Mouse of the House Part 1

Well one of my New Years resolutions was to update my blog on a weekly basis. And as you can see I am failing miserably. But fear not my three loyal readers, for I am going to try really hard to update this puppy every Friday. This will give you something to look forward to during your long boring week; I'm so thoughtful.

So the title might have you thinking I'm going to write something about Disney. Perhaps something interesting about the Disney Pixar merger. Nope. This is about a real mouse and the hell it put me through.

Turn the way back machine to late last summer. I am at work doing that animating thing I sometimes do, when my wife calls to inform me the sugar in our pantry has been gnawed. Of course my first thought was gremlins, but then I remembered they weren't real. Also in the pantry was an array of little bits of poo. Lovely a mouse is in the house.

That evening I come home, inspect the crime scene and dust for prints. Nothing. The little bastard was wearing gloves. So now it was time to play that fun game "How the hell did it get in here". And after going over the rules and picking team names we set out through the house looking for entry points.

No signs of gnawing on wood or furniture...nothing...except A LOT of mouse poop. Yes the more we looked the more we found, all around the baseboards of the house. I was so mad I nearly asploded.

Step #1 clean up all the poo.

Lysol became my new best friend as I went throw the house spraying and wiping...and cursing, while my wife kept Wonder Pea out of the way. It took a lot of time and A LOT of Lysol but finally the poo was cleaned up. Then I made a critical mistake. I turned to the internet to find out about what kind of mouse we may be dealing with.

The internet, usually a trusted friend, returned all kinds of nightmare scenarios of how certain mice/rats that are common in our region can have poo that will kill you: A. if you don't clean it up properly ie no sweeping B. you say the F word while cleaning it up. I wasn't entirely sure that I followed the 10 step program to cleaning up mouse poo(i did sweep a couple times) and I was sure that I said the F word at least 500 times while cleaning up.

I was certain that we were all going to die.

After having several heart attacks my wife took the internet away and put it up on a high shelf where I could not reach it. This only helped a little since my "good" imagination was working overtime. My wife pointed out that I was probably more likely to now die from the gallons of Lysol I sprayed and inhauled, than any mouse poo. That almost, kind of, didn't really make me feel better. Plus, eventhough we cleaned up everything, the house still felt tainted by the mouse. I told a coworker that I just felt like burning the place down and rebuilding.

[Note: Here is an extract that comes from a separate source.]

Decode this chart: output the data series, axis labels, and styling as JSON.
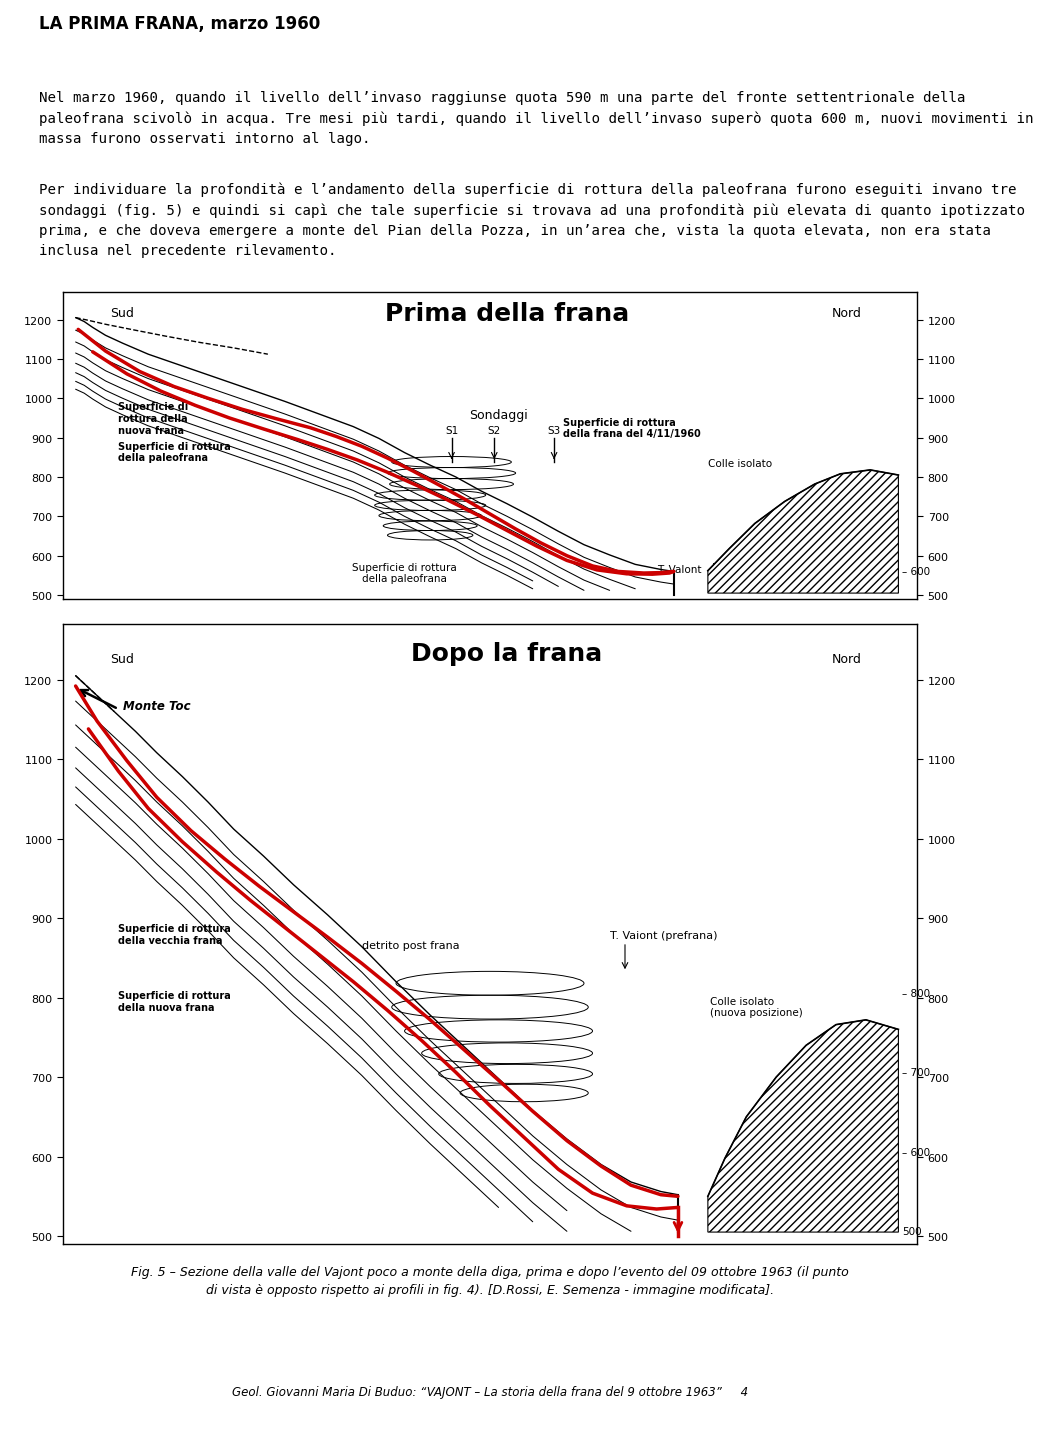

But now it was time to focus on Step #2 catching the mouse

Next time: The importance of following directions....

3 comments:

Anonymous said...

Make that four!

This was just as entertaining to read about as the ginormous possum!

Shephard said...

We had rats last month. Fun huh.
I laughed at "asploded."
You funny man.
;) ~S

RayChase said...

I'm glad you are enjoying my story of pain and suffering. ;)

Shephard, I remember you mentioning your rat problem. A couple people at the studio have had problems recently too. Super-crazy!

Hope everyone enjoys Part 2. And Part 3 will up on Monday!